In some instances, you may want to further remove subjectivity. For example, if the system crashes and prevents further use, is that critical or fatal?

If you’re testing a website which crashes, yet the user can recover by reloading the site, will you ever be able to reach a fatal classification?

However, for a kiosk software application where the user is unable to perform a software or hardware reboot, fatal is pretty much fatal.

You may even want to tie in moderator assistance to some of the criteria to help with your classification. Major might include “requires some assistance from the moderator” and critical might include “cannot continue without assistance from the moderator.”

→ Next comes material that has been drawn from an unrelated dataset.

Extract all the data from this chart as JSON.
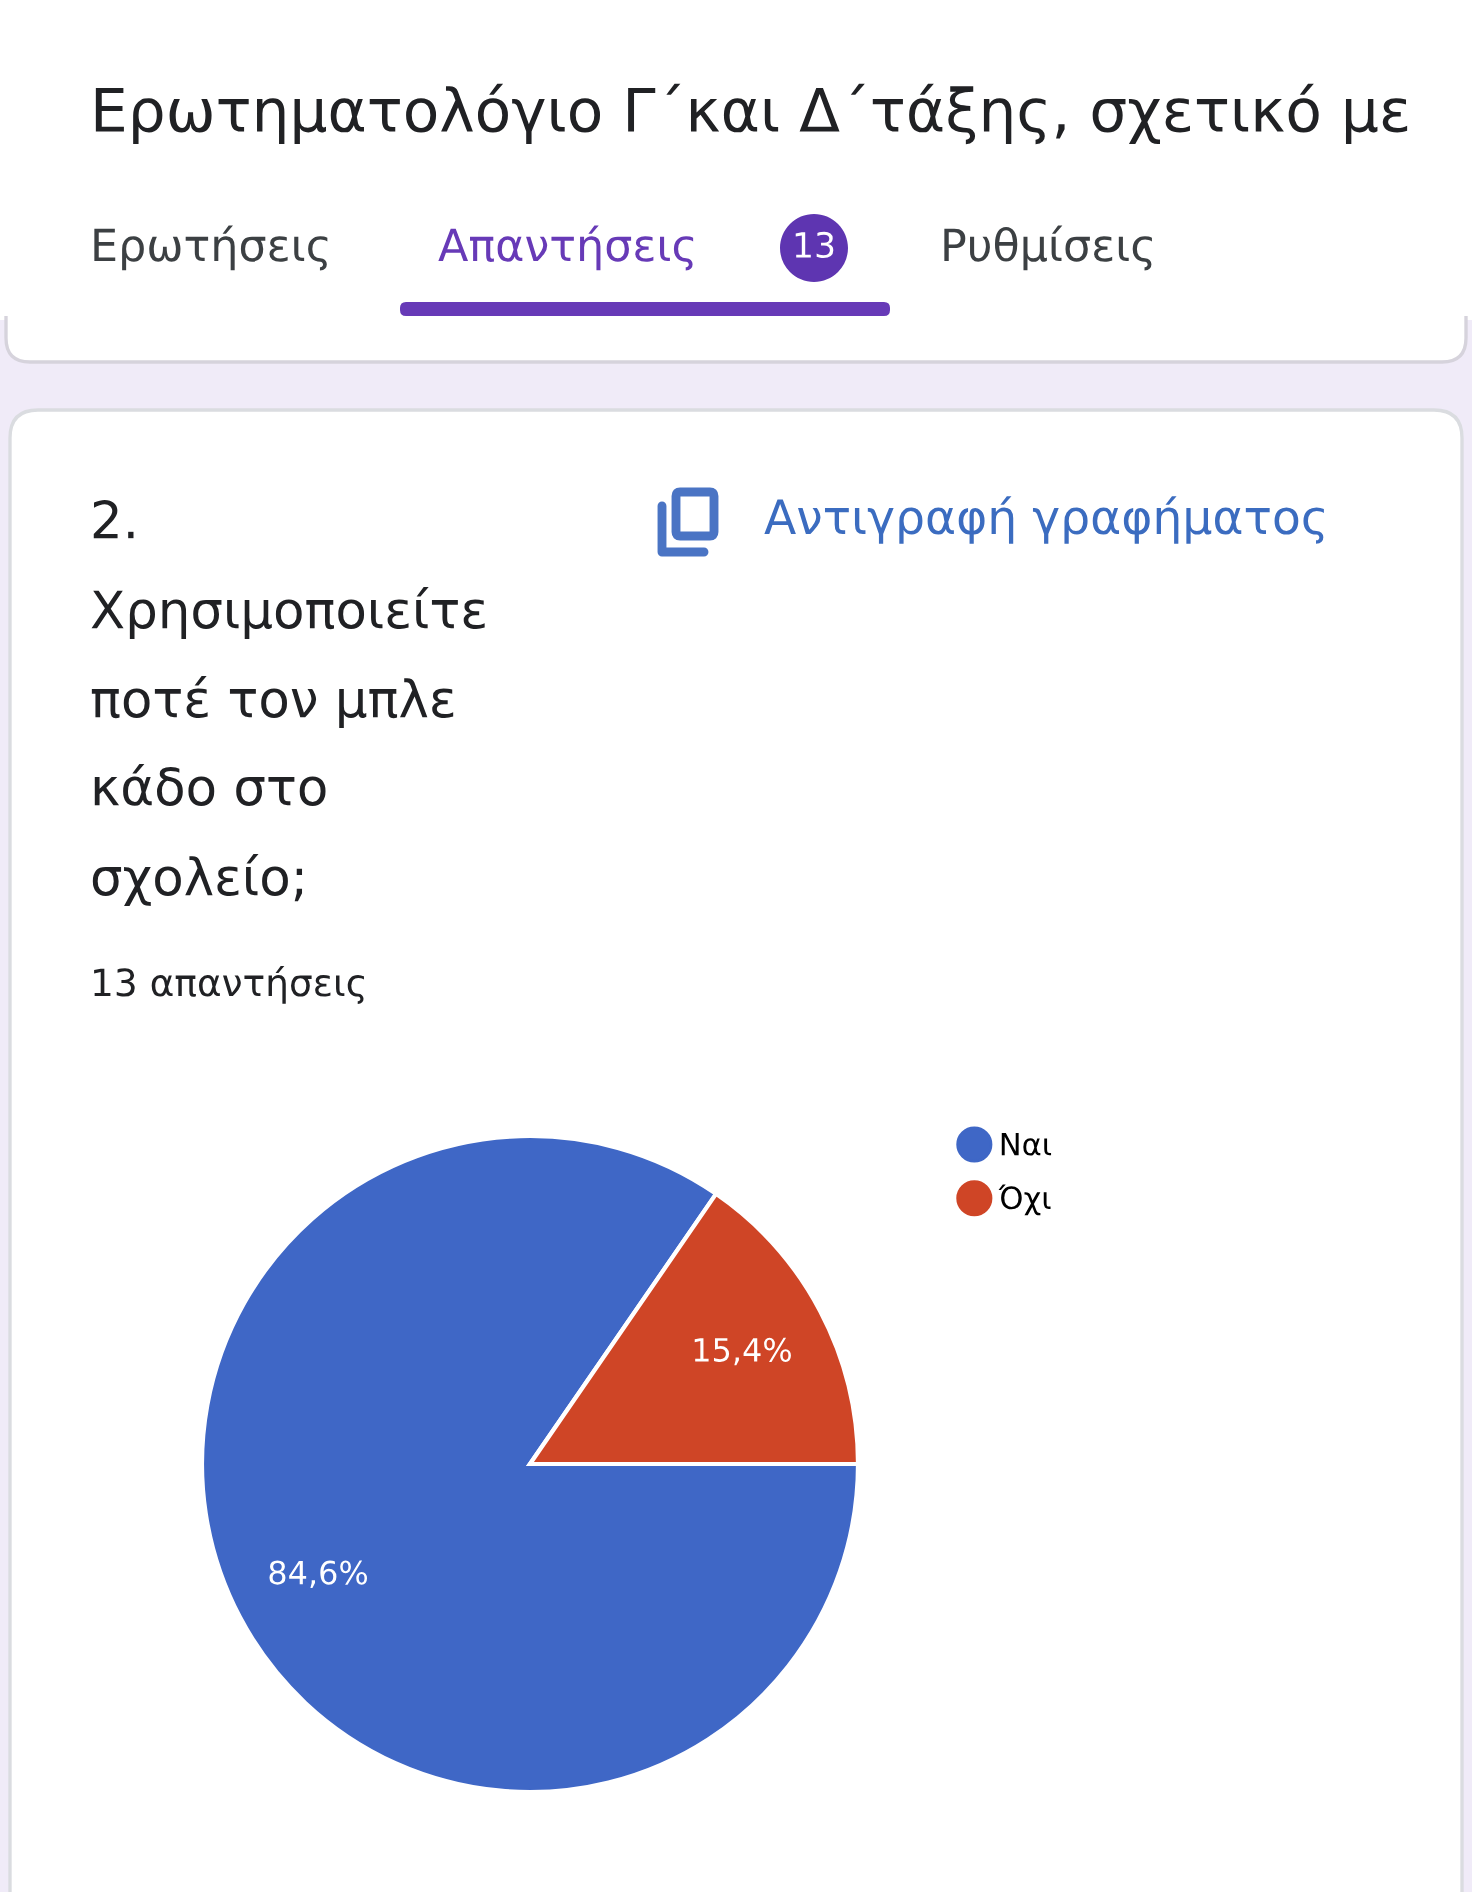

The key is to define and agree your criteria before starting the severity rating process and make it work for you.

Aim to arrive at a clear checklist where there’s no debate… “if this happened, then the issue has to be classed as that.”

Be client friendly

If you decide to agree and define criteria without your client, it would be advisable to consider the terminology used for the five shortcuts (minor, serious, major, critical and fatal) and whether they are suitable.

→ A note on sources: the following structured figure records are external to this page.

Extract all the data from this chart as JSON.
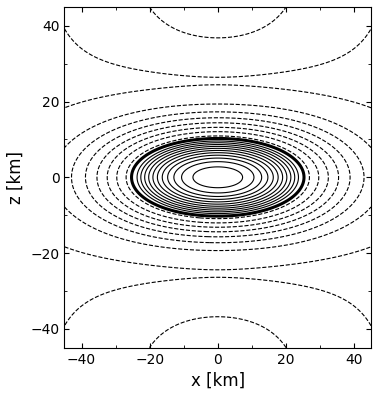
{
  "xlim": [
    -45,
    45
  ],
  "ylim": [
    -45,
    45
  ],
  "xlabel": "x [km]",
  "ylabel": "z [km]",
  "xticks": [
    -40,
    -20,
    0,
    20,
    40
  ],
  "yticks": [
    -40,
    -20,
    0,
    20,
    40
  ],
  "figsize": [
    3.78,
    3.97
  ],
  "dpi": 100,
  "background_color": "#ffffff",
  "a": 0.75,
  "n_inner_contours": 11,
  "n_outer_contours": 8
}
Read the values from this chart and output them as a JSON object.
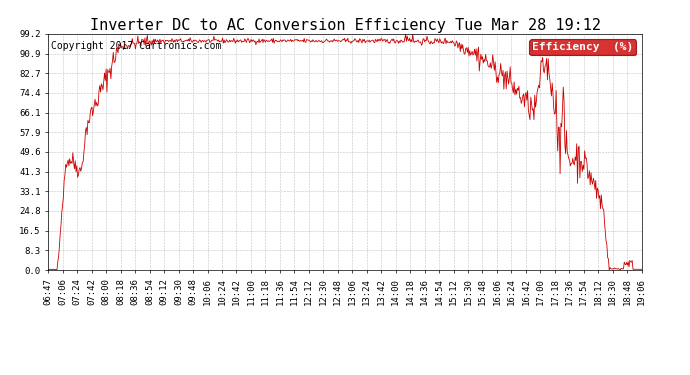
{
  "title": "Inverter DC to AC Conversion Efficiency Tue Mar 28 19:12",
  "copyright": "Copyright 2017 Cartronics.com",
  "legend_label": "Efficiency  (%)",
  "legend_bg": "#cc0000",
  "legend_text_color": "#ffffff",
  "line_color": "#cc0000",
  "background_color": "#ffffff",
  "grid_color": "#bbbbbb",
  "yticks": [
    0.0,
    8.3,
    16.5,
    24.8,
    33.1,
    41.3,
    49.6,
    57.9,
    66.1,
    74.4,
    82.7,
    90.9,
    99.2
  ],
  "xtick_labels": [
    "06:47",
    "07:06",
    "07:24",
    "07:42",
    "08:00",
    "08:18",
    "08:36",
    "08:54",
    "09:12",
    "09:30",
    "09:48",
    "10:06",
    "10:24",
    "10:42",
    "11:00",
    "11:18",
    "11:36",
    "11:54",
    "12:12",
    "12:30",
    "12:48",
    "13:06",
    "13:24",
    "13:42",
    "14:00",
    "14:18",
    "14:36",
    "14:54",
    "15:12",
    "15:30",
    "15:48",
    "16:06",
    "16:24",
    "16:42",
    "17:00",
    "17:18",
    "17:36",
    "17:54",
    "18:12",
    "18:30",
    "18:48",
    "19:06"
  ],
  "ylim": [
    0.0,
    99.2
  ],
  "title_fontsize": 11,
  "copyright_fontsize": 7,
  "tick_fontsize": 6.5,
  "legend_fontsize": 8
}
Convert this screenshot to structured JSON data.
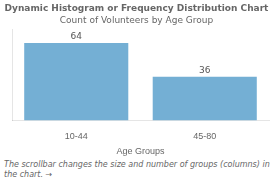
{
  "chart_data": {
    "type": "bar",
    "title": "Dynamic Histogram or Frequency Distribution Chart",
    "subtitle": "Count of Volunteers by Age Group",
    "x_label": "Age Groups",
    "categories": [
      "10-44",
      "45-80"
    ],
    "values": [
      64,
      36
    ],
    "color": "#74afd4",
    "ylim": [
      0,
      75
    ],
    "grid": false,
    "data_labels": true,
    "tick_labels": "x",
    "annotations": [
      "The scrollbar changes the size and number of groups (columns) in the chart.",
      "→"
    ]
  }
}
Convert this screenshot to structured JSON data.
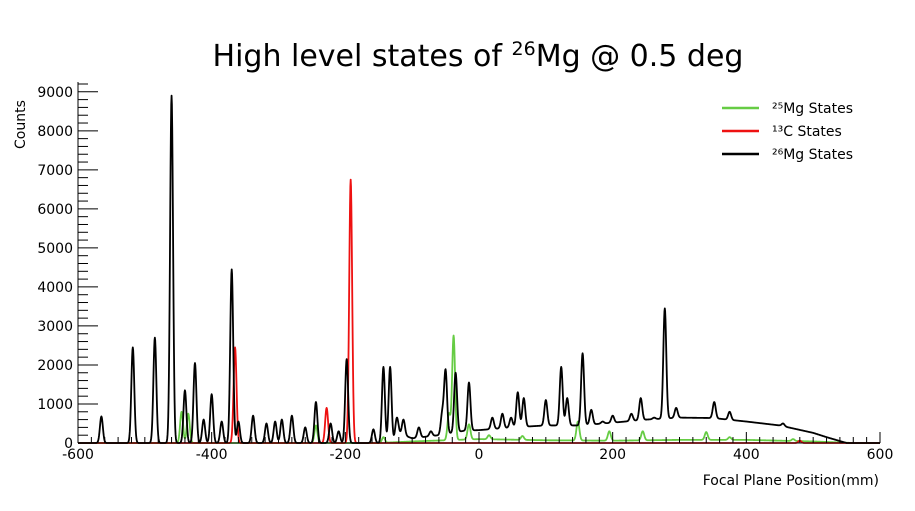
{
  "chart_data": {
    "type": "line",
    "title": "High level states of ²⁶Mg @ 0.5  deg",
    "xlabel": "Focal Plane Position(mm)",
    "ylabel": "Counts",
    "xlim": [
      -600,
      600
    ],
    "ylim": [
      0,
      9200
    ],
    "grid": false,
    "legend_position": "top-right",
    "x_ticks": [
      -600,
      -400,
      -200,
      0,
      200,
      400,
      600
    ],
    "y_ticks": [
      0,
      1000,
      2000,
      3000,
      4000,
      5000,
      6000,
      7000,
      8000,
      9000
    ],
    "series": [
      {
        "name": "²⁵Mg States",
        "color": "#66cc44",
        "baseline": [
          [
            -600,
            0
          ],
          [
            -150,
            0
          ],
          [
            -100,
            40
          ],
          [
            0,
            100
          ],
          [
            100,
            70
          ],
          [
            200,
            60
          ],
          [
            300,
            80
          ],
          [
            400,
            80
          ],
          [
            500,
            40
          ],
          [
            560,
            0
          ],
          [
            600,
            0
          ]
        ],
        "peaks": [
          {
            "x": -445,
            "y": 800
          },
          {
            "x": -435,
            "y": 750
          },
          {
            "x": -244,
            "y": 450
          },
          {
            "x": -143,
            "y": 150
          },
          {
            "x": -45,
            "y": 750
          },
          {
            "x": -38,
            "y": 2750
          },
          {
            "x": -15,
            "y": 480
          },
          {
            "x": 15,
            "y": 200
          },
          {
            "x": 65,
            "y": 180
          },
          {
            "x": 148,
            "y": 550
          },
          {
            "x": 195,
            "y": 300
          },
          {
            "x": 245,
            "y": 300
          },
          {
            "x": 340,
            "y": 280
          },
          {
            "x": 375,
            "y": 150
          },
          {
            "x": 470,
            "y": 100
          }
        ]
      },
      {
        "name": "¹³C States",
        "color": "#ee1111",
        "baseline": [
          [
            -600,
            0
          ],
          [
            600,
            0
          ]
        ],
        "peaks": [
          {
            "x": -365,
            "y": 2450
          },
          {
            "x": -228,
            "y": 900
          },
          {
            "x": -192,
            "y": 6750
          },
          {
            "x": 480,
            "y": 60
          }
        ]
      },
      {
        "name": "²⁶Mg States",
        "color": "#000000",
        "baseline": [
          [
            -600,
            0
          ],
          [
            -130,
            0
          ],
          [
            -120,
            250
          ],
          [
            -100,
            120
          ],
          [
            -60,
            200
          ],
          [
            -20,
            320
          ],
          [
            0,
            330
          ],
          [
            50,
            400
          ],
          [
            100,
            450
          ],
          [
            150,
            450
          ],
          [
            200,
            520
          ],
          [
            250,
            600
          ],
          [
            300,
            650
          ],
          [
            350,
            640
          ],
          [
            400,
            550
          ],
          [
            450,
            450
          ],
          [
            500,
            260
          ],
          [
            520,
            150
          ],
          [
            550,
            0
          ],
          [
            600,
            0
          ]
        ],
        "peaks": [
          {
            "x": -565,
            "y": 680
          },
          {
            "x": -518,
            "y": 2450
          },
          {
            "x": -485,
            "y": 2700
          },
          {
            "x": -460,
            "y": 8900
          },
          {
            "x": -440,
            "y": 1350
          },
          {
            "x": -425,
            "y": 2050
          },
          {
            "x": -412,
            "y": 600
          },
          {
            "x": -400,
            "y": 1250
          },
          {
            "x": -385,
            "y": 550
          },
          {
            "x": -370,
            "y": 4450
          },
          {
            "x": -360,
            "y": 550
          },
          {
            "x": -338,
            "y": 700
          },
          {
            "x": -318,
            "y": 500
          },
          {
            "x": -305,
            "y": 550
          },
          {
            "x": -295,
            "y": 600
          },
          {
            "x": -280,
            "y": 700
          },
          {
            "x": -260,
            "y": 400
          },
          {
            "x": -244,
            "y": 1050
          },
          {
            "x": -222,
            "y": 500
          },
          {
            "x": -210,
            "y": 300
          },
          {
            "x": -198,
            "y": 2150
          },
          {
            "x": -158,
            "y": 350
          },
          {
            "x": -143,
            "y": 1950
          },
          {
            "x": -133,
            "y": 1950
          },
          {
            "x": -123,
            "y": 650
          },
          {
            "x": -113,
            "y": 600
          },
          {
            "x": -90,
            "y": 400
          },
          {
            "x": -72,
            "y": 300
          },
          {
            "x": -55,
            "y": 750
          },
          {
            "x": -50,
            "y": 1850
          },
          {
            "x": -35,
            "y": 1800
          },
          {
            "x": -15,
            "y": 1550
          },
          {
            "x": 20,
            "y": 650
          },
          {
            "x": 35,
            "y": 750
          },
          {
            "x": 48,
            "y": 650
          },
          {
            "x": 58,
            "y": 1300
          },
          {
            "x": 67,
            "y": 1150
          },
          {
            "x": 100,
            "y": 1100
          },
          {
            "x": 123,
            "y": 1950
          },
          {
            "x": 132,
            "y": 1150
          },
          {
            "x": 155,
            "y": 2300
          },
          {
            "x": 168,
            "y": 850
          },
          {
            "x": 185,
            "y": 550
          },
          {
            "x": 200,
            "y": 700
          },
          {
            "x": 228,
            "y": 750
          },
          {
            "x": 242,
            "y": 1150
          },
          {
            "x": 262,
            "y": 650
          },
          {
            "x": 278,
            "y": 3450
          },
          {
            "x": 295,
            "y": 900
          },
          {
            "x": 330,
            "y": 450
          },
          {
            "x": 352,
            "y": 1050
          },
          {
            "x": 375,
            "y": 800
          },
          {
            "x": 395,
            "y": 500
          },
          {
            "x": 420,
            "y": 450
          },
          {
            "x": 455,
            "y": 500
          },
          {
            "x": 478,
            "y": 250
          }
        ]
      }
    ]
  }
}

For example, reporting back that you encountered two “fatal” issues could be alarming for some clients or a bit melodramatic for others.

Make everything serious first

One micro-process I have is to first classify everything as serious; this being the normal status for an issue. I then check against the criteria, finding reasons to classify it as something else.

Record frequency

When recording the severity rating, ensure you record the frequency with which issues occur across the lab.

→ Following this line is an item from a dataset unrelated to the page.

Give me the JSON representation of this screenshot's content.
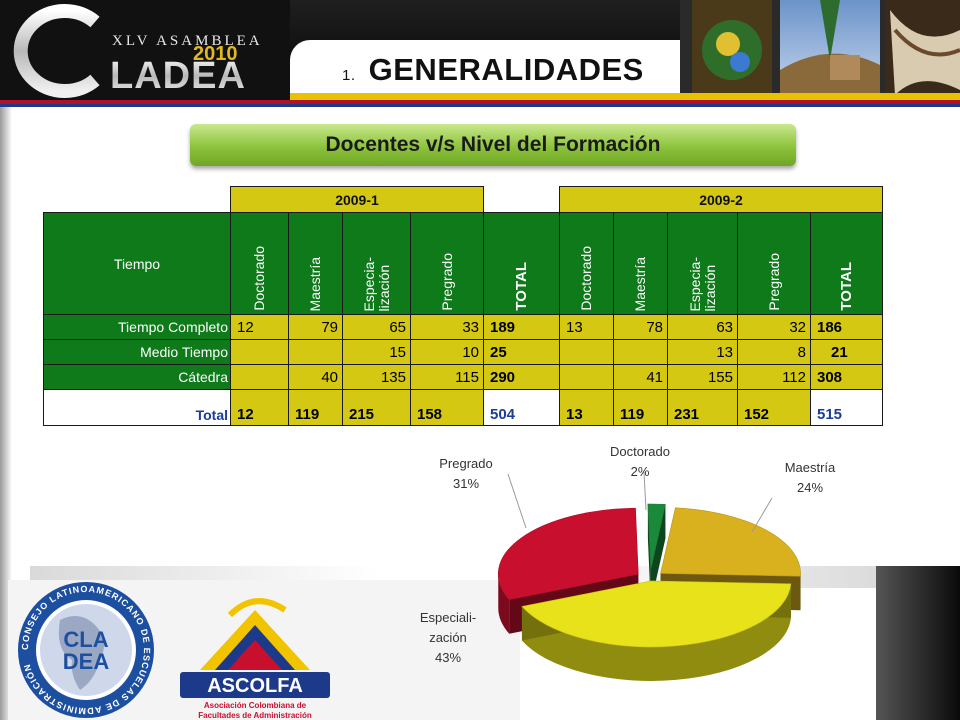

For example, if I’m analysing a lab of say five participants, I will create a spreadsheet for each participant and chronologically line item the individual issues. I time-stamp when they occurred in the session and assign the issue a severity rating based on my domain specific criteria.

When done, I create a master spreadsheet which pulls in all the findings from the individual participant spreadsheets. I remove duplicates, each time adding a +1 to the frequency column.

This way, I arrive at a single log of all usability issues from the day, with visibility of their frequency, and an appropriate severity rating for each.

Quick analysis

Finally, from the master spreadsheet, I order the data by the frequency column from highest to lowest. I then secondary sort the data by the severity rating, again, highest to lowest.

At this point you will be presented with line items in the order of the most frequently occurring highest rated issues — these are the guys you’ll want to have a look at first. The single instance, but high severity issues may be your edge cases and should be investigated further.

That’s all folks

This concludes my tips and experiences of severity rating in a bid to stop playing “higher or lower” — a guessing game which shouldn't really have a place in usability test analysis.

If there’s one take-away…

Define specific and mutually exclusive domain-related criteria to arrive at an unambiguous and quick to use rating system.